Erinnern Sie sich noch an Hans-Rudolf Merz? Richtig, das war der Bundesrat, der sich für das Bankgeheimnis ins Zeug legte. Die «Angreifer» würden sich an dem Bankgeheimnis noch «die Zähne ausbeissen», sagte er 2008, als die USA immer unverhohlener die Offenlegung von Bankdaten forderten. Das war zwar ein frommer Wunsch, wie wir heute wissen, doch dass da ein Politiker war, der sich vor das Geschäftsmodell einer Industrie stellte – das bleibt. Davon kann die Pharmaindustrie nur träumen in ihrem Konflikt um die Schweizer Medikamentenpreise. Donald Trump sei Dank werden die schon bald eine Frage von Sein oder Nichtsein auf dem US-Markt sein. Die Pharmaindustrie hat es mit einem BAG-Spitzenbeamten zu tun, der ihr «Drohgebärden» und «Angstmacherei» vorwirft und der für diese verbalen Entgleisungen auch noch von seiner Departementsvorsteherin in Schutz genommen wird.

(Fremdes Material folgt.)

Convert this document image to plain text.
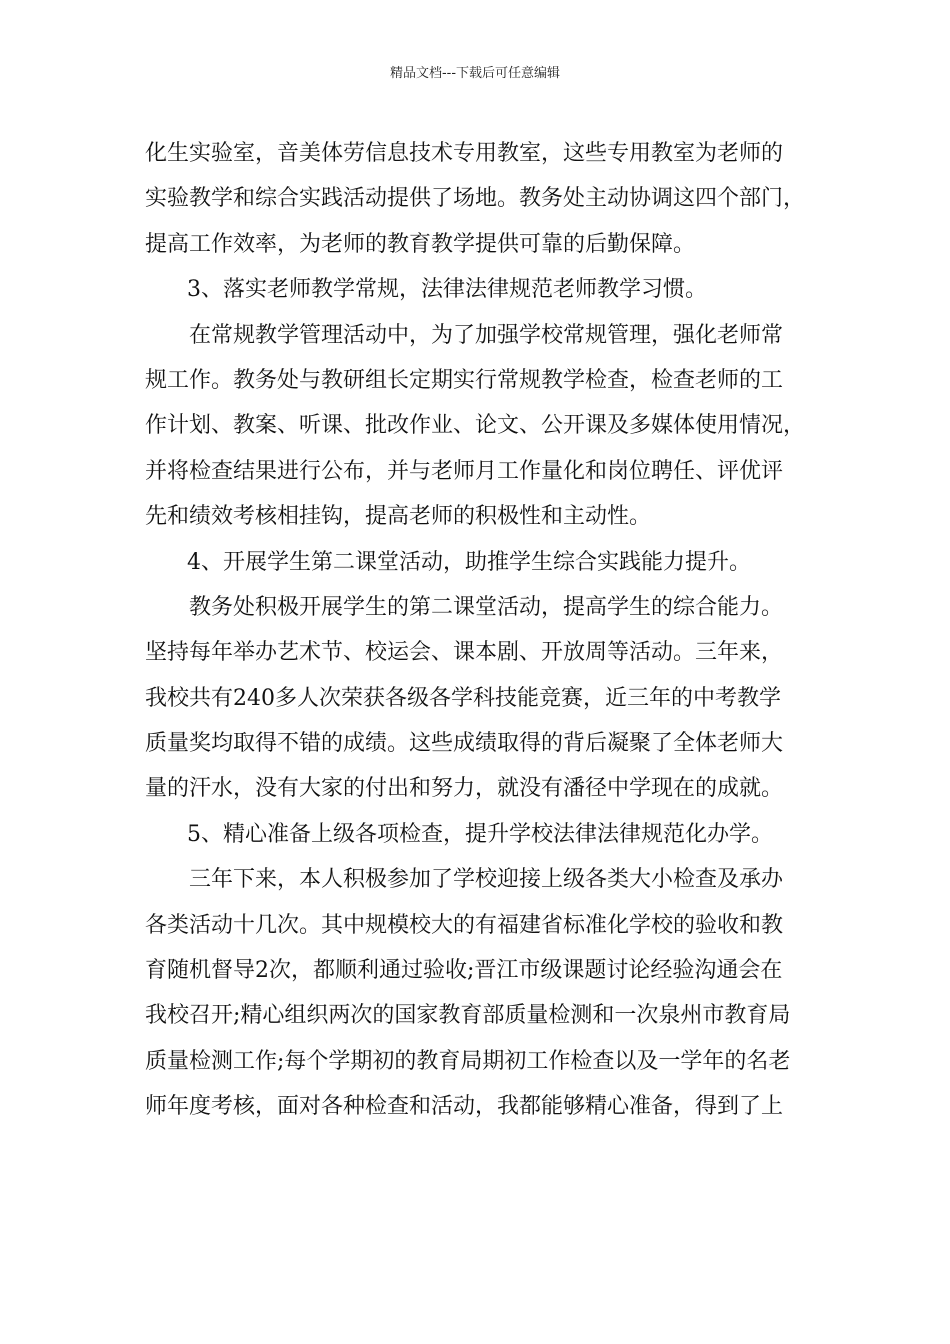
精品文档---下载后可任意编辑
化生实验室，音美体劳信息技术专用教室，这些专用教室为老师的
实验教学和综合实践活动提供了场地。教务处主动协调这四个部门，
提高工作效率，为老师的教育教学提供可靠的后勤保障。
3、落实老师教学常规，法律法律规范老师教学习惯。
在常规教学管理活动中，为了加强学校常规管理，强化老师常
规工作。教务处与教研组长定期实行常规教学检查，检查老师的工
作计划、教案、听课、批改作业、论文、公开课及多媒体使用情况，
并将检查结果进行公布，并与老师月工作量化和岗位聘任、评优评
先和绩效考核相挂钩，提高老师的积极性和主动性。
4、开展学生第二课堂活动，助推学生综合实践能力提升。
教务处积极开展学生的第二课堂活动，提高学生的综合能力。
坚持每年举办艺术节、校运会、课本剧、开放周等活动。三年来，
我校共有240多人次荣获各级各学科技能竞赛，近三年的中考教学
质量奖均取得不错的成绩。这些成绩取得的背后凝聚了全体老师大
量的汗水，没有大家的付出和努力，就没有潘径中学现在的成就。
5、精心准备上级各项检查，提升学校法律法律规范化办学。
三年下来，本人积极参加了学校迎接上级各类大小检查及承办
各类活动十几次。其中规模校大的有福建省标准化学校的验收和教
育随机督导2次，都顺利通过验收;晋江市级课题讨论经验沟通会在
我校召开;精心组织两次的国家教育部质量检测和一次泉州市教育局
质量检测工作;每个学期初的教育局期初工作检查以及一学年的名老
师年度考核，面对各种检查和活动，我都能够精心准备，得到了上
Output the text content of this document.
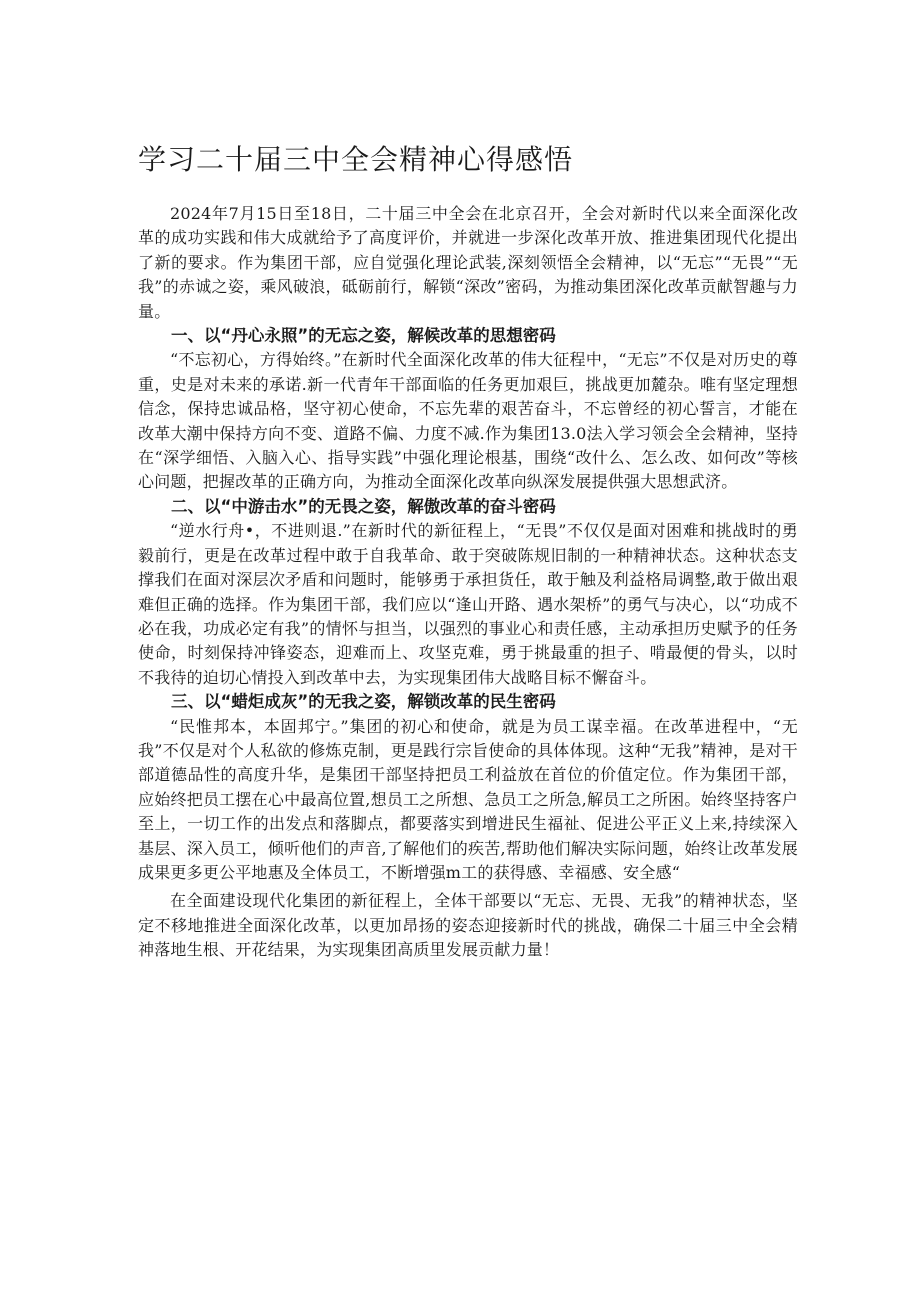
学习二十届三中全会精神心得感悟

2024年7月15日至18日，二十届三中全会在北京召开，全会对新时代以来全面深化改革的成功实践和伟大成就给予了高度评价，并就进一步深化改革开放、推进集团现代化提出了新的要求。作为集团干部，应自觉强化理论武装,深刻领悟全会精神，以“无忘”“无畏”“无我”的赤诚之姿，乘风破浪，砥砺前行，解锁“深改”密码，为推动集团深化改革贡献智趣与力量。

一、以“丹心永照”的无忘之姿，解候改革的思想密码

“不忘初心，方得始终。”在新时代全面深化改革的伟大征程中，“无忘”不仅是对历史的尊重，史是对未来的承诺.新一代青年干部面临的任务更加艰巨，挑战更加麓杂。唯有坚定理想信念，保持忠诚品格，坚守初心使命，不忘先辈的艰苦奋斗，不忘曾经的初心誓言，才能在改革大潮中保持方向不变、道路不偏、力度不减.作为集团13.0法入学习领会全会精神，坚持在“深学细悟、入脑入心、指导实践”中强化理论根基，围绕“改什么、怎么改、如何改”等核心问题，把握改革的正确方向，为推动全面深化改革向纵深发展提供强大思想武济。

二、以“中游击水”的无畏之姿，解傲改革的奋斗密码

“逆水行舟•，不进则退.”在新时代的新征程上，“无畏”不仅仅是面对困难和挑战时的勇毅前行，更是在改革过程中敢于自我革命、敢于突破陈规旧制的一种精神状态。这种状态支撑我们在面对深层次矛盾和问题时，能够勇于承担货任，敢于触及利益格局调整,敢于做出艰难但正确的选择。作为集团干部，我们应以“逢山开路、遇水架桥”的勇气与决心，以“功成不必在我，功成必定有我”的情怀与担当，以强烈的事业心和责任感，主动承担历史赋予的任务使命，时刻保持冲锋姿态，迎难而上、攻坚克难，勇于挑最重的担子、啃最便的骨头，以时不我待的迫切心情投入到改革中去，为实现集团伟大战略目标不懈奋斗。

三、以“蜡炬成灰”的无我之姿，解锁改革的民生密码

“民惟邦本，本固邦宁。”集团的初心和使命，就是为员工谋幸福。在改革进程中，“无我”不仅是对个人私欲的修炼克制，更是践行宗旨使命的具体体现。这种“无我”精神，是对干部道德品性的高度升华，是集团干部坚持把员工利益放在首位的价值定位。作为集团干部，应始终把员工摆在心中最高位置,想员工之所想、急员工之所急,解员工之所困。始终坚持客户至上，一切工作的出发点和落脚点，都要落实到增进民生福祉、促进公平正义上来,持续深入基层、深入员工，倾听他们的声音,了解他们的疾苦,帮助他们解决实际问题，始终让改革发展成果更多更公平地惠及全体员工，不断增强m工的获得感、幸福感、安全感“

在全面建设现代化集团的新征程上，全体干部要以“无忘、无畏、无我”的精神状态，坚定不移地推进全面深化改革，以更加昂扬的姿态迎接新时代的挑战，确保二十届三中全会精神落地生根、开花结果，为实现集团高质里发展贡献力量！
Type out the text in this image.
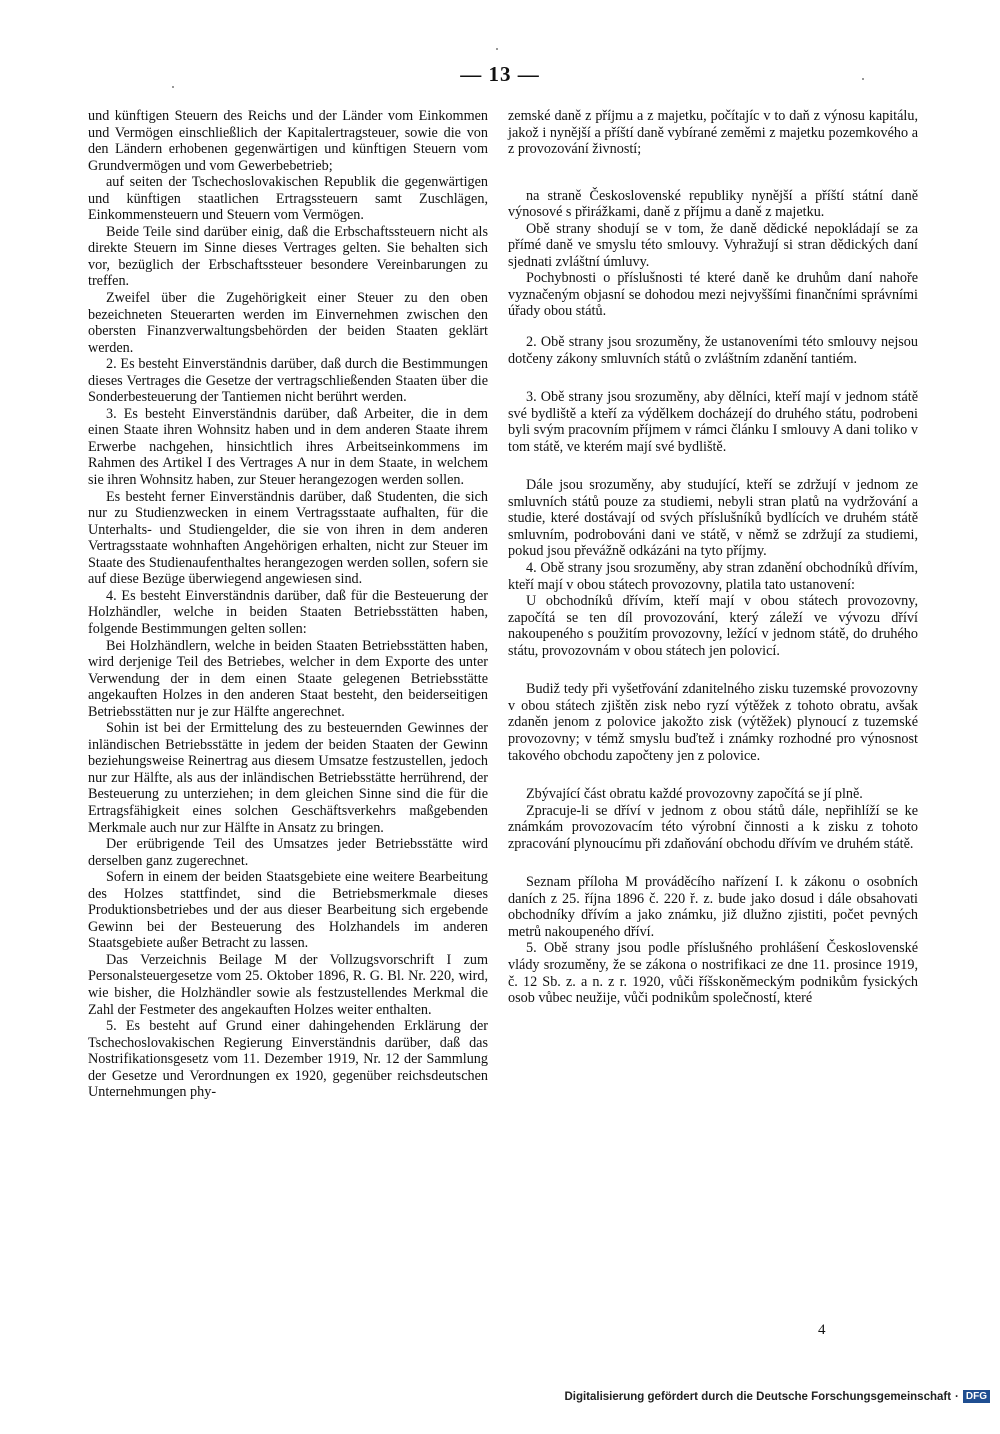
— 13 —

und künftigen Steuern des Reichs und der Länder vom Einkommen und Vermögen einschließlich der Kapitalertragsteuer, sowie die von den Ländern erhobenen gegenwärtigen und künftigen Steuern vom Grundvermögen und vom Gewerbebetrieb;

auf seiten der Tschechoslovakischen Republik die gegenwärtigen und künftigen staatlichen Ertragssteuern samt Zuschlägen, Einkommensteuern und Steuern vom Vermögen.

Beide Teile sind darüber einig, daß die Erbschaftssteuern nicht als direkte Steuern im Sinne dieses Vertrages gelten. Sie behalten sich vor, bezüglich der Erbschaftssteuer besondere Vereinbarungen zu treffen.

Zweifel über die Zugehörigkeit einer Steuer zu den oben bezeichneten Steuerarten werden im Einvernehmen zwischen den obersten Finanzverwaltungsbehörden der beiden Staaten geklärt werden.

2. Es besteht Einverständnis darüber, daß durch die Bestimmungen dieses Vertrages die Gesetze der vertragschließenden Staaten über die Sonderbesteuerung der Tantiemen nicht berührt werden.

3. Es besteht Einverständnis darüber, daß Arbeiter, die in dem einen Staate ihren Wohnsitz haben und in dem anderen Staate ihrem Erwerbe nachgehen, hinsichtlich ihres Arbeitseinkommens im Rahmen des Artikel I des Vertrages A nur in dem Staate, in welchem sie ihren Wohnsitz haben, zur Steuer herangezogen werden sollen.

Es besteht ferner Einverständnis darüber, daß Studenten, die sich nur zu Studienzwecken in einem Vertragsstaate aufhalten, für die Unterhalts- und Studiengelder, die sie von ihren in dem anderen Vertragsstaate wohnhaften Angehörigen erhalten, nicht zur Steuer im Staate des Studienaufenthaltes herangezogen werden sollen, sofern sie auf diese Bezüge überwiegend angewiesen sind.

4. Es besteht Einverständnis darüber, daß für die Besteuerung der Holzhändler, welche in beiden Staaten Betriebsstätten haben, folgende Bestimmungen gelten sollen:

Bei Holzhändlern, welche in beiden Staaten Betriebsstätten haben, wird derjenige Teil des Betriebes, welcher in dem Exporte des unter Verwendung der in dem einen Staate gelegenen Betriebsstätte angekauften Holzes in den anderen Staat besteht, den beiderseitigen Betriebsstätten nur je zur Hälfte angerechnet.

Sohin ist bei der Ermittelung des zu besteuernden Gewinnes der inländischen Betriebsstätte in jedem der beiden Staaten der Gewinn beziehungsweise Reinertrag aus diesem Umsatze festzustellen, jedoch nur zur Hälfte, als aus der inländischen Betriebsstätte herrührend, der Besteuerung zu unterziehen; in dem gleichen Sinne sind die für die Ertragsfähigkeit eines solchen Geschäftsverkehrs maßgebenden Merkmale auch nur zur Hälfte in Ansatz zu bringen.

Der erübrigende Teil des Umsatzes jeder Betriebsstätte wird derselben ganz zugerechnet.

Sofern in einem der beiden Staatsgebiete eine weitere Bearbeitung des Holzes stattfindet, sind die Betriebsmerkmale dieses Produktionsbetriebes und der aus dieser Bearbeitung sich ergebende Gewinn bei der Besteuerung des Holzhandels im anderen Staatsgebiete außer Betracht zu lassen.

Das Verzeichnis Beilage M der Vollzugsvorschrift I zum Personalsteuergesetze vom 25. Oktober 1896, R. G. Bl. Nr. 220, wird, wie bisher, die Holzhändler sowie als festzustellendes Merkmal die Zahl der Festmeter des angekauften Holzes weiter enthalten.

5. Es besteht auf Grund einer dahingehenden Erklärung der Tschechoslovakischen Regierung Einverständnis darüber, daß das Nostrifikationsgesetz vom 11. Dezember 1919, Nr. 12 der Sammlung der Gesetze und Verordnungen ex 1920, gegenüber reichsdeutschen Unternehmungen phy-

zemské daně z příjmu a z majetku, počítajíc v to daň z výnosu kapitálu, jakož i nynější a příští daně vybírané zeměmi z majetku pozemkového a z provozování živností;

na straně Československé republiky nynější a příští státní daně výnosové s přirážkami, daně z příjmu a daně z majetku.

Obě strany shodují se v tom, že daně dědické nepokládají se za přímé daně ve smyslu této smlouvy. Vyhražují si stran dědických daní sjednati zvláštní úmluvy.

Pochybnosti o příslušnosti té které daně ke druhům daní nahoře vyznačeným objasní se dohodou mezi nejvyššími finančními správními úřady obou států.

2. Obě strany jsou srozuměny, že ustanoveními této smlouvy nejsou dotčeny zákony smluvních států o zvláštním zdanění tantiém.

3. Obě strany jsou srozuměny, aby dělníci, kteří mají v jednom státě své bydliště a kteří za výdělkem docházejí do druhého státu, podrobeni byli svým pracovním příjmem v rámci článku I smlouvy A dani toliko v tom státě, ve kterém mají své bydliště.

Dále jsou srozuměny, aby studující, kteří se zdržují v jednom ze smluvních států pouze za studiemi, nebyli stran platů na vydržování a studie, které dostávají od svých příslušníků bydlících ve druhém státě smluvním, podrobováni dani ve státě, v němž se zdržují za studiemi, pokud jsou převážně odkázáni na tyto příjmy.

4. Obě strany jsou srozuměny, aby stran zdanění obchodníků dřívím, kteří mají v obou státech provozovny, platila tato ustanovení:

U obchodníků dřívím, kteří mají v obou státech provozovny, započítá se ten díl provozování, který záleží ve vývozu dříví nakoupeného s použitím provozovny, ležící v jednom státě, do druhého státu, provozovnám v obou státech jen polovicí.

Budiž tedy při vyšetřování zdanitelného zisku tuzemské provozovny v obou státech zjištěn zisk nebo ryzí výtěžek z tohoto obratu, avšak zdaněn jenom z polovice jakožto zisk (výtěžek) plynoucí z tuzemské provozovny; v témž smyslu buďtež i známky rozhodné pro výnosnost takového obchodu započteny jen z polovice.

Zbývající část obratu každé provozovny započítá se jí plně.

Zpracuje-li se dříví v jednom z obou států dále, nepřihlíží se ke známkám provozovacím této výrobní činnosti a k zisku z tohoto zpracování plynoucímu při zdaňování obchodu dřívím ve druhém státě.

Seznam příloha M prováděcího nařízení I. k zákonu o osobních daních z 25. října 1896 č. 220 ř. z. bude jako dosud i dále obsahovati obchodníky dřívím a jako známku, již dlužno zjistiti, počet pevných metrů nakoupeného dříví.

5. Obě strany jsou podle příslušného prohlášení Československé vlády srozuměny, že se zákona o nostrifikaci ze dne 11. prosince 1919, č. 12 Sb. z. a n. z r. 1920, vůči říšskoněmeckým podnikům fysických osob vůbec neužije, vůči podnikům společností, které

4
Digitalisierung gefördert durch die Deutsche Forschungsgemeinschaft · DFG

Die Episode zeigt, wie sehr sich Verwaltung und Wirtschaft voneinander entfremdet haben. Wirtschaftlicher Erfolg wird zeitgeistkonform unter Generalverdacht gestellt. Unternehmen werden als Akteure verstanden, die man in Schach halten muss, die im Ausland schlimme Dinge machen, welche vor Schweizer Gerichten verhandelt werden müssen, und denen man, wie im aktuellen Drama um die Pharmaindustrie, die Stirn bieten muss, wenn ihnen die tiefen Medikamentenpreise hierzulande das Geschäft in den USA zu vermasseln drohen.
Die Schweiz ist auf dem besten Weg, sich ihre wichtigsten Erfolgsfaktoren zu ruinieren. Kurze Wege im Verhältnis mit den Behörden, das Gebot des «bon sens» im Umgang mit widersprüchlichen Interessen und eine konfliktarme Beziehung auf Augenhöhe zwischen Bürgern oder eben Unternehmen und dem Staat drohen verloren zu gehen.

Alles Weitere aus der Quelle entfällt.